Preheat your oven to 180 degrees.  Divide the mayo and mustard on top of each of the flatbreads, using the back of a spoon, smooth it all around the flatbread, top each one with half the mozzarella and the remaining ingredients (excluding the rocket).  Place onto two baking trays and place in the oven for around 10 minutes, until the cheese has melted.  Plate up, sprinkle over the rocket and a drizzle of your favourite salad dressing and enjoy.

This is yet another quick and easy recipe.  I have mainly posted this to give a shout out to Calcot Farm Produce who we bought the salami from at the recent Haywards Heath Producers Market.  
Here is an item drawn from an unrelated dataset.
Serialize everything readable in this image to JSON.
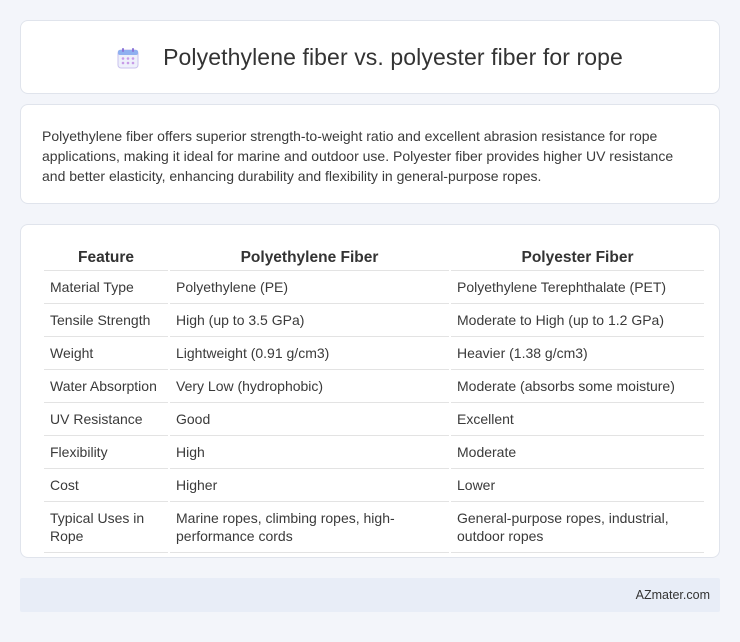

This is great sausage, the fennel really lifts the flavour and was perfect with this dish, if you can, I def recommend buying some, you won’t regret it!  Obviously you can use whatever you lay your hands on, but this salami really makes it so give it a go.

Tuesday, 25 February 2020

Chickpea, Lentil and Curly Kale Curry

Chickpea, Lentil and Curly Kale Curry 
  • 1 tbsp coconut oil
  • 1 red onion, finely chopped (reserve a few slices to garnish)
  • 3 cloves minced garlic
  • Thumb sized piece of grated ginger
  • 1 tin chopped tomatoes
  • 2 tbsp tomato purée
  • 1 tin coconut milk
  • 1 tin drained chickpeas
  • 100g red lentils
  • 2 small chillies, thinly sliced (seeds removed)
  • 1 tsp garam masala
  • 1 tsp ground cumin
  • 1/2 tsp ground ginger
  • 1/2 tsp turmeric
  • 1/2 tsp ground coriander
  • 3 tsp medium curry powder
  • Small pack of coriander, finely chop the stalks and the leaves but keep separate
  • Two large handfuls of curly kale (remove any pieces of stalk)

Heat the oil in a large frying pan, add the onions, spices, 1 chopped chilli, garlic, ginger and the coriander stalks, fry for around 5 minutes (add a splash of water if it gets dry), then add the chickpeas and a pinch of salt and fry for another couple of minutes.  Add the tomato purée, coconut milk, tinned tomatoes, lentils and curly kale and simmer for around 30-40 minutes.  Garnish with the reserved red onion, chilli and chopped coriander and serve with boiled rice.

This is a wonderful vegan recipe, as ever you can adjust the spice levels to suit your tastebuds, we didn’t find this too hot but it is packed full of flavour, I hope you enjoy.